Phew! What a week! I’m back at work. And it feels strange (and lovely) to be back at work as a mum. Fortunately for me (and the little man) I’m only working a three-day week and the days aren’t too long. He’s also being minded by my mum which helps big time, especially when he’s only four and a half months old. I’ll be honest, it does feel far too early to be back but unfortunately the way my job works means that I couldn’t really go back any later if I wanted work to go back to. But I’m finished by 2.30pm every day which does make things a lot easier.
The mornings are different now. As I think I’ve mentioned before, I was always someone who would stay in bed as late as possible. If it was a choice between an ten extra minutes in bed or putting on some make up the bed would always win (to be honest I’ve never been great at putting on make up anyway, the first time I ever used blusher I looked like I’d been sunburnt!)! I have to bring quite a lot of resources with me to work, in the past I would always organize them at the last minute in the morning. How things have changed!
I’m now up at least two hours before we have to leave. My bags are packed the night before. I’m choosing to put make up on to hide the tired new mum face! And where I would once let my job consume me (which to be honest isn’t healthy anyway, a job is a job) I now can’t. I do it to the best of my ability but then I have to leave it to one side when I’m finished as I have a far more important job at home.

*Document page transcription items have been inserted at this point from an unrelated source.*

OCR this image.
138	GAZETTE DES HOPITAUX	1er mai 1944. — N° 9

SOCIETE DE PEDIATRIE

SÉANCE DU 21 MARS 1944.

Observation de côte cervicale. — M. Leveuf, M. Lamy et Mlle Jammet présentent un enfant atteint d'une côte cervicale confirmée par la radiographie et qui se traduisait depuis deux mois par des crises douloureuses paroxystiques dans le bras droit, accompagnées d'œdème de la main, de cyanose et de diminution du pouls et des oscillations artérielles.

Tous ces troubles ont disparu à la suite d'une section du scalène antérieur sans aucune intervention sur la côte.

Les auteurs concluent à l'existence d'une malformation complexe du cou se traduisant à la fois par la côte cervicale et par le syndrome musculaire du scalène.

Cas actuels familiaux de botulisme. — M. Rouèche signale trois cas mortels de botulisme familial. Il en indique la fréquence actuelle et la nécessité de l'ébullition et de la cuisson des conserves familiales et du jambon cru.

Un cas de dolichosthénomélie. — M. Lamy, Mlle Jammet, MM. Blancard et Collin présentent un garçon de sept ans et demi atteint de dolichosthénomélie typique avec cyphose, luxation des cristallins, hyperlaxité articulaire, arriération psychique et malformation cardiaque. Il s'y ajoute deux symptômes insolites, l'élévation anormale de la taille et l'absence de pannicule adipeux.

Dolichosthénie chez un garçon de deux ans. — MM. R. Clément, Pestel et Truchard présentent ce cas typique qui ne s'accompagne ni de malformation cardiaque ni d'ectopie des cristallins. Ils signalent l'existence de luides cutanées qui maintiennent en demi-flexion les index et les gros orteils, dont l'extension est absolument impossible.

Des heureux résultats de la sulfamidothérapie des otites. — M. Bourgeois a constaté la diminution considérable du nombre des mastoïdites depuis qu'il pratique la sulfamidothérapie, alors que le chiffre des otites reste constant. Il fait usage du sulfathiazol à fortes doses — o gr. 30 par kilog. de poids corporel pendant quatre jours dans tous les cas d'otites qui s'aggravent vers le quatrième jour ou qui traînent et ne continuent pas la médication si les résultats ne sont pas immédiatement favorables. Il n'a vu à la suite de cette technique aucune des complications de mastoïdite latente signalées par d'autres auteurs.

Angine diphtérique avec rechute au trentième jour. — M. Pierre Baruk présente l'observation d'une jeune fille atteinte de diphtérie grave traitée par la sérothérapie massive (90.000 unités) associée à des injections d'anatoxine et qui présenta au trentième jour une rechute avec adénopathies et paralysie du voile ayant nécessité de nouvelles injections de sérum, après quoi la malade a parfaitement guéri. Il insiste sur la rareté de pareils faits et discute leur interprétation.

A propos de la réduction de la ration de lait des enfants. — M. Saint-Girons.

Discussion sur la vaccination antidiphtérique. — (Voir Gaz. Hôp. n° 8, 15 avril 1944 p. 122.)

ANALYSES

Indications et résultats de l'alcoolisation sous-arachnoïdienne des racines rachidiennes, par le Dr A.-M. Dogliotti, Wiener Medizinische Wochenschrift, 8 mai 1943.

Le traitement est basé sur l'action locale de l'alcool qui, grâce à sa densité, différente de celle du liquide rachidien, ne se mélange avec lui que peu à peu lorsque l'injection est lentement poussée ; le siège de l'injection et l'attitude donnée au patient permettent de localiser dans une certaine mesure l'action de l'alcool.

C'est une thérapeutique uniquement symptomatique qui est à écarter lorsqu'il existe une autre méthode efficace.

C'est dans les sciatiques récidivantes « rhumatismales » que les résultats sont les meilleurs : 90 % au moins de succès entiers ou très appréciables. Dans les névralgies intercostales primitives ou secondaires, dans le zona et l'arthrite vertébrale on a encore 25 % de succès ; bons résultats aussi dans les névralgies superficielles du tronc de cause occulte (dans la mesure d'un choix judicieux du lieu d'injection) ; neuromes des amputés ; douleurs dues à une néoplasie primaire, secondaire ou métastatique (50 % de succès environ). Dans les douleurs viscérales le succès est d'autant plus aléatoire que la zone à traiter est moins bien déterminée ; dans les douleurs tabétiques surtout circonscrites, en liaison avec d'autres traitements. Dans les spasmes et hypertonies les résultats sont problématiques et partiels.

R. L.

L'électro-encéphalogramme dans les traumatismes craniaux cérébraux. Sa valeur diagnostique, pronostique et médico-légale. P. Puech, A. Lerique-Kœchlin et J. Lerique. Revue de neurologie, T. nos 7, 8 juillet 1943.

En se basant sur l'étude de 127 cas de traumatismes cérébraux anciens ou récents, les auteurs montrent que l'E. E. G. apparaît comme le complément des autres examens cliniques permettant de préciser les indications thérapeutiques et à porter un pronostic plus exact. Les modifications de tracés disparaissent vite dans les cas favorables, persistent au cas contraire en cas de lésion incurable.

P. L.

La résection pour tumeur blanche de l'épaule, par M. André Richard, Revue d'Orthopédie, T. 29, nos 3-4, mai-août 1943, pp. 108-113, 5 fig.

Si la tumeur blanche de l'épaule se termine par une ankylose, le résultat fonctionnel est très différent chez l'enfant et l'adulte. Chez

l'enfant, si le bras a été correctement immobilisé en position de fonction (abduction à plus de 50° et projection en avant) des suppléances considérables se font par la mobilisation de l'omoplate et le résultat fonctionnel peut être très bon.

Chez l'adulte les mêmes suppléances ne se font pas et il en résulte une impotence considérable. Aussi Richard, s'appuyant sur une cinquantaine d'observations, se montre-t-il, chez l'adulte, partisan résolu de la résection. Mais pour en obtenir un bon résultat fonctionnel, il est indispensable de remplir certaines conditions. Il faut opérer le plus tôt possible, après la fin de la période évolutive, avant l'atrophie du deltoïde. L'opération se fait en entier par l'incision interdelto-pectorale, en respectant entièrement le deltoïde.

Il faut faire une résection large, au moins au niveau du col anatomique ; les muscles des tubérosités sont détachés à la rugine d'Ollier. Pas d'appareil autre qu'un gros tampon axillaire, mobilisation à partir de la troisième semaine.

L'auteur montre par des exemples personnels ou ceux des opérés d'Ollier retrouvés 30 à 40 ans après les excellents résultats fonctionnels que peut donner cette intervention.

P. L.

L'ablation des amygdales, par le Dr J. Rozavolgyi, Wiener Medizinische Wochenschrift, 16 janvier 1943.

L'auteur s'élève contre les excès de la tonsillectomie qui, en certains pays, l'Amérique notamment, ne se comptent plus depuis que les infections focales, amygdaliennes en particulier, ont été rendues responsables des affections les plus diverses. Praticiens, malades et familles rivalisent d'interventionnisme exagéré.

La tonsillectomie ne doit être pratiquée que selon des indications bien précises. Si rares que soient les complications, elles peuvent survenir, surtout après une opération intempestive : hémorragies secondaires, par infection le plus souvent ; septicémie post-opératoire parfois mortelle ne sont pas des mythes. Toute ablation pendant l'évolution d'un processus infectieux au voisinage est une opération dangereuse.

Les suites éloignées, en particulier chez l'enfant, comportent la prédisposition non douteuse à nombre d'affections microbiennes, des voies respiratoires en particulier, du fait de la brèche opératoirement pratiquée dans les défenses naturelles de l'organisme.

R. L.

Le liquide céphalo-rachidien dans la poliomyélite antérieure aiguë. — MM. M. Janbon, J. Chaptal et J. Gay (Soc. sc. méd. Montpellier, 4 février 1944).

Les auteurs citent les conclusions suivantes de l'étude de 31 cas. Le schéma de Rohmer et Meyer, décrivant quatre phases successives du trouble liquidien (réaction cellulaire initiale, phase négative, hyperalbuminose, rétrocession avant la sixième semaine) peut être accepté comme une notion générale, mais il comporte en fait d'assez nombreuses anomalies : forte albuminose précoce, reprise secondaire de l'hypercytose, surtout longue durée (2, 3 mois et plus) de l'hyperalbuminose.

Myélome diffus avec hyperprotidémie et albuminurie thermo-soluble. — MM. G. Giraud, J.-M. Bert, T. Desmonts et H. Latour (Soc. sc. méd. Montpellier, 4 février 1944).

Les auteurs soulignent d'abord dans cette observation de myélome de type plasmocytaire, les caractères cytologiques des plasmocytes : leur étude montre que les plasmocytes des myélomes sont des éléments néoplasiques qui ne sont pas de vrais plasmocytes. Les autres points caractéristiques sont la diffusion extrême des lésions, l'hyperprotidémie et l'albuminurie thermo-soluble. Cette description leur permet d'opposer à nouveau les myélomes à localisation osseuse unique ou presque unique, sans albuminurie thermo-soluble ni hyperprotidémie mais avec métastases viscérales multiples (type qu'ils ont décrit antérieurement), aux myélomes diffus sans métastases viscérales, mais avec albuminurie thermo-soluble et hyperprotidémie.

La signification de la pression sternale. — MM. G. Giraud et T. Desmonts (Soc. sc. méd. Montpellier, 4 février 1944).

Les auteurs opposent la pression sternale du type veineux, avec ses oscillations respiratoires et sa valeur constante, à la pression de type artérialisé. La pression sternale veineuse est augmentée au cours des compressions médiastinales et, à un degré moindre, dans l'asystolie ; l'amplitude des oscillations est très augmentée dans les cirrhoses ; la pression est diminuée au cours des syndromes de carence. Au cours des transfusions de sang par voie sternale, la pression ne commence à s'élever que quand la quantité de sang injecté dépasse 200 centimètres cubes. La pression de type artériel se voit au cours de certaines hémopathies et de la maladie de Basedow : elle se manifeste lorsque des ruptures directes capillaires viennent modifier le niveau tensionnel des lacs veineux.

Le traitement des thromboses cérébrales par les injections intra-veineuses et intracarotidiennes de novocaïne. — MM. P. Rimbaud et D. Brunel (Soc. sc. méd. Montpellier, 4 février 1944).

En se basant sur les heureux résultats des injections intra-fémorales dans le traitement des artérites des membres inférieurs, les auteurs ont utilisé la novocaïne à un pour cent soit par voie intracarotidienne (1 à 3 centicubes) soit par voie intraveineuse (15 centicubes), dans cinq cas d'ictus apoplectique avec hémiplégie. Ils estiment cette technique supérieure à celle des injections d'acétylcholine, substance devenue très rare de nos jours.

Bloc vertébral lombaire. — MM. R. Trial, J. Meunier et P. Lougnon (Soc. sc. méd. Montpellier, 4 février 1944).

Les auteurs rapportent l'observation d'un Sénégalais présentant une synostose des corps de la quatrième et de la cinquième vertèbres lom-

A big part of me would have loved to have been a stay-at-home mum, at least for the first year, but we simply can’t afford it. I think it’s so sad that what used to be the norm years ago is now a luxury. I’m all for equal rights and think it’s great that we, as women, have come so far (with further to go), but I also think it’s sad that, very few women have the choice to be a full-time mum if they want to be. Naturally there are also mums who are quite happy to get back to work and that’s fine too, we’re all different and know what is going to work best for our families, it’s just a shame that the choice has been taken away from so many.
Now people keep telling me that going back to work will be good for my head, and maybe it is. I have one of those jobs that, when I’m there, makes it very hard to think of anything else. And my little man has been with me pretty much 24/7 since he was born, obviously not unusual, but maybe it’s good for him to have some space from me too. Of course I keep telling myself these things to convince myself that the decision I had no choice to make is a good one!
But, however I feel, it’s the decision I have to go with for now and one that I have to be positive about and make the most of. It also means that I really appreciate all my time with my little man and, oh my goodness, those smiles when I get home at the end of the day make it all worth it!